O Cartório Passarin, situado no coração de Luzerna, nasceu em 1888, um ano que marcou a expansão da cidade de cerca de 50 km da capital, Santa Catarina. A fundação do cartório foi impulsionada pela crescente demanda por registros de nascimento, casamento e óbito, um cenário que se intensificava com a chegada de imigrantes e a industrialização da região. A cidade, então, era um ponto de encontro de diferentes culturas e tradições, e o cartório se tornou um importante instrumento para a organização social e familiar, facilitando a vida de famílias que se estabeleciam em Luzerna.
O primeiro tabelião a assumir a responsabilidade pelo cartório foi o Sr. José Ferreira, um homem de pouca experiência, mas com um profundo senso de justiça e um conhecimento da legislação local. Ao longo das décadas, o cartório passou por diversas transformações, adaptando-se às necessidades da população. Aos poucos, o nome "Passarinho" foi adotado, inspirado na beleza da paisagem local e na figura do pássaro que, segundo a lenda, voava livremente pela região. Aos poucos, o cartório se consolidou como um ponto de referência para a comunidade, oferecendo serviços essenciais para as famílias de Luzerna, desde o registro de nascimento até a elaboração de testamentos e a realização de inventários. A estimativa atual é que o cartório já tenha atendido mais de 10.000 famílias, com a recorde de 250 casamentos realizados em um único ano.

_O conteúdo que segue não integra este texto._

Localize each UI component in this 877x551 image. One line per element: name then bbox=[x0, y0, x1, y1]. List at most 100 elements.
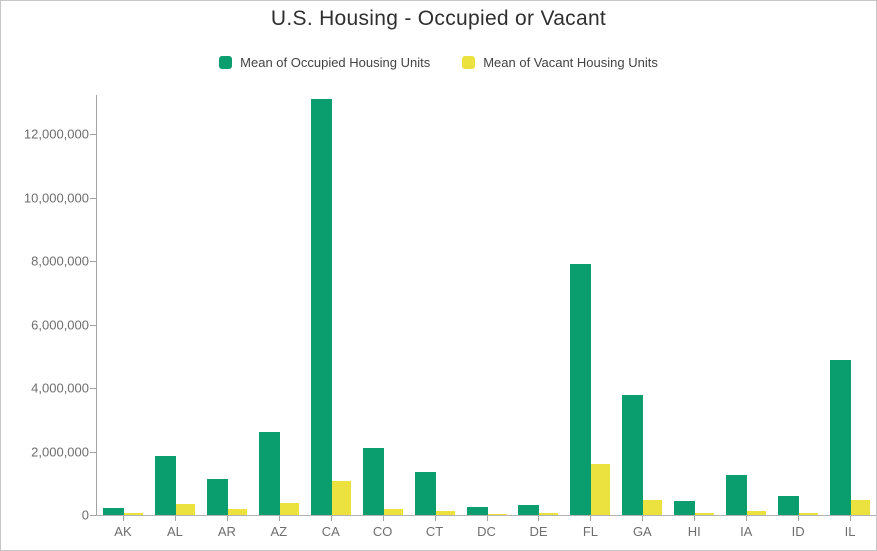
bar-occupied-HI[interactable] bbox=[674, 501, 696, 515]
x-tick-mark bbox=[642, 516, 643, 521]
bar-occupied-AR[interactable] bbox=[206, 479, 228, 515]
bar-vacant-FL[interactable] bbox=[591, 464, 611, 515]
bar-occupied-CT[interactable] bbox=[414, 472, 436, 515]
bar-vacant-AR[interactable] bbox=[227, 509, 247, 515]
bar-vacant-ID[interactable] bbox=[799, 513, 819, 515]
bar-occupied-AL[interactable] bbox=[154, 456, 176, 515]
bar-group-AK bbox=[97, 95, 149, 515]
y-tick-label: 2,000,000 bbox=[31, 444, 89, 459]
y-tick-label: 12,000,000 bbox=[23, 126, 89, 142]
y-tick-label: 6,000,000 bbox=[31, 317, 89, 333]
y-tick-label: 10,000,000 bbox=[23, 190, 89, 206]
bar-vacant-CA[interactable] bbox=[331, 481, 351, 515]
legend-item-occupied[interactable]: Mean of Occupied Housing Units bbox=[219, 55, 430, 70]
bar-group-AL bbox=[149, 95, 201, 515]
bar-group-DE bbox=[513, 95, 565, 515]
x-tick-mark bbox=[175, 516, 176, 521]
bar-group-AR bbox=[201, 95, 253, 515]
bar-occupied-DC[interactable] bbox=[466, 507, 488, 515]
y-tick-mark bbox=[90, 325, 96, 326]
x-axis-label-IA: IA bbox=[740, 524, 753, 539]
x-tick-mark bbox=[435, 516, 436, 521]
bar-group-FL bbox=[564, 95, 616, 515]
occupied-swatch-icon bbox=[219, 56, 233, 69]
x-axis-label-CT: CT bbox=[425, 524, 444, 539]
y-tick-mark bbox=[90, 198, 96, 199]
bar-vacant-CO[interactable] bbox=[383, 509, 403, 515]
bar-group-GA bbox=[616, 95, 668, 515]
y-tick-label: 0 bbox=[81, 507, 89, 523]
bar-group-IL bbox=[824, 95, 876, 515]
x-axis-label-AR: AR bbox=[217, 524, 236, 539]
x-tick-mark bbox=[694, 516, 695, 521]
x-tick-mark bbox=[383, 516, 384, 521]
x-axis-label-HI: HI bbox=[687, 524, 701, 539]
x-tick-mark bbox=[746, 516, 747, 521]
x-tick-mark bbox=[850, 516, 851, 521]
bar-vacant-IL[interactable] bbox=[851, 500, 871, 515]
x-axis-label-CA: CA bbox=[321, 524, 340, 539]
bar-occupied-AK[interactable] bbox=[102, 508, 124, 515]
bar-occupied-GA[interactable] bbox=[622, 395, 644, 515]
y-tick-label: 8,000,000 bbox=[31, 253, 89, 269]
y-tick-mark bbox=[90, 388, 96, 389]
x-axis-label-AL: AL bbox=[166, 524, 183, 539]
bar-group-CO bbox=[357, 95, 409, 515]
x-axis-labels: AK AL AR AZ CA CO CT DC DE FL GA HI IA ID IL bbox=[97, 524, 876, 539]
y-axis-line bbox=[96, 95, 97, 516]
bar-occupied-IA[interactable] bbox=[726, 475, 748, 515]
bar-group-ID bbox=[772, 95, 824, 515]
bar-vacant-AK[interactable] bbox=[123, 513, 143, 515]
x-axis-label-GA: GA bbox=[632, 524, 652, 539]
bar-group-AZ bbox=[253, 95, 305, 515]
y-tick-mark bbox=[90, 515, 96, 516]
x-axis-label-AZ: AZ bbox=[270, 524, 288, 539]
bar-group-CA bbox=[305, 95, 357, 515]
y-tick-mark bbox=[90, 261, 96, 262]
bar-occupied-CA[interactable] bbox=[310, 99, 332, 515]
x-axis-line bbox=[96, 515, 876, 516]
legend-label-vacant: Mean of Vacant Housing Units bbox=[483, 55, 658, 70]
x-axis-label-DE: DE bbox=[529, 524, 548, 539]
y-tick-mark bbox=[90, 452, 96, 453]
bars-container bbox=[97, 95, 876, 515]
bar-vacant-DC[interactable] bbox=[487, 514, 507, 515]
plot-area bbox=[90, 95, 876, 521]
x-axis-label-AK: AK bbox=[114, 524, 132, 539]
bar-occupied-DE[interactable] bbox=[518, 505, 540, 515]
x-tick-mark bbox=[279, 516, 280, 521]
bar-group-HI bbox=[668, 95, 720, 515]
bar-occupied-AZ[interactable] bbox=[258, 432, 280, 515]
bar-vacant-AZ[interactable] bbox=[279, 503, 299, 515]
bar-vacant-CT[interactable] bbox=[435, 511, 455, 515]
x-tick-mark bbox=[538, 516, 539, 521]
x-tick-mark bbox=[590, 516, 591, 521]
bar-vacant-AL[interactable] bbox=[175, 504, 195, 515]
legend: Mean of Occupied Housing Units Mean of V… bbox=[1, 55, 876, 70]
x-axis-label-CO: CO bbox=[372, 524, 393, 539]
bar-occupied-FL[interactable] bbox=[570, 264, 592, 515]
x-tick-mark bbox=[227, 516, 228, 521]
legend-item-vacant[interactable]: Mean of Vacant Housing Units bbox=[462, 55, 658, 70]
x-axis-label-FL: FL bbox=[582, 524, 598, 539]
bar-vacant-DE[interactable] bbox=[539, 513, 559, 515]
bar-group-CT bbox=[409, 95, 461, 515]
bar-vacant-GA[interactable] bbox=[643, 500, 663, 515]
vacant-swatch-icon bbox=[462, 56, 476, 69]
bar-occupied-ID[interactable] bbox=[778, 496, 800, 515]
x-axis-label-ID: ID bbox=[791, 524, 805, 539]
y-axis-labels: 0 2,000,000 4,000,000 6,000,000 8,000,000 10,… bbox=[1, 95, 89, 523]
bar-occupied-CO[interactable] bbox=[362, 448, 384, 515]
bar-group-IA bbox=[720, 95, 772, 515]
bar-vacant-IA[interactable] bbox=[747, 511, 767, 515]
x-axis-label-IL: IL bbox=[844, 524, 856, 539]
bar-vacant-HI[interactable] bbox=[695, 513, 715, 515]
x-axis-label-DC: DC bbox=[477, 524, 496, 539]
y-tick-mark bbox=[90, 134, 96, 135]
y-tick-label: 4,000,000 bbox=[31, 380, 89, 396]
x-tick-mark bbox=[798, 516, 799, 521]
chart-title: U.S. Housing - Occupied or Vacant bbox=[270, 7, 607, 30]
legend-label-occupied: Mean of Occupied Housing Units bbox=[240, 55, 431, 70]
bar-occupied-IL[interactable] bbox=[830, 360, 852, 515]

O Cartório Passarin se tornou um símbolo de esperança e segurança para a população de Luzerna. Aos poucos, o cartório se tornou um local de encontro, onde as pessoas podiam buscar orientação jurídica, resolver disputas familiares e celebrar momentos importantes da vida. A presença do cartório também contribuiu para o desenvolvimento da cidade, ao facilitar a organização da população e ao promover a integração social. A história do cartório é um testemunho da resiliência e da capacidade de adaptação da comunidade de Luzerna, que sempre buscou a justiça e a segurança em seus registros.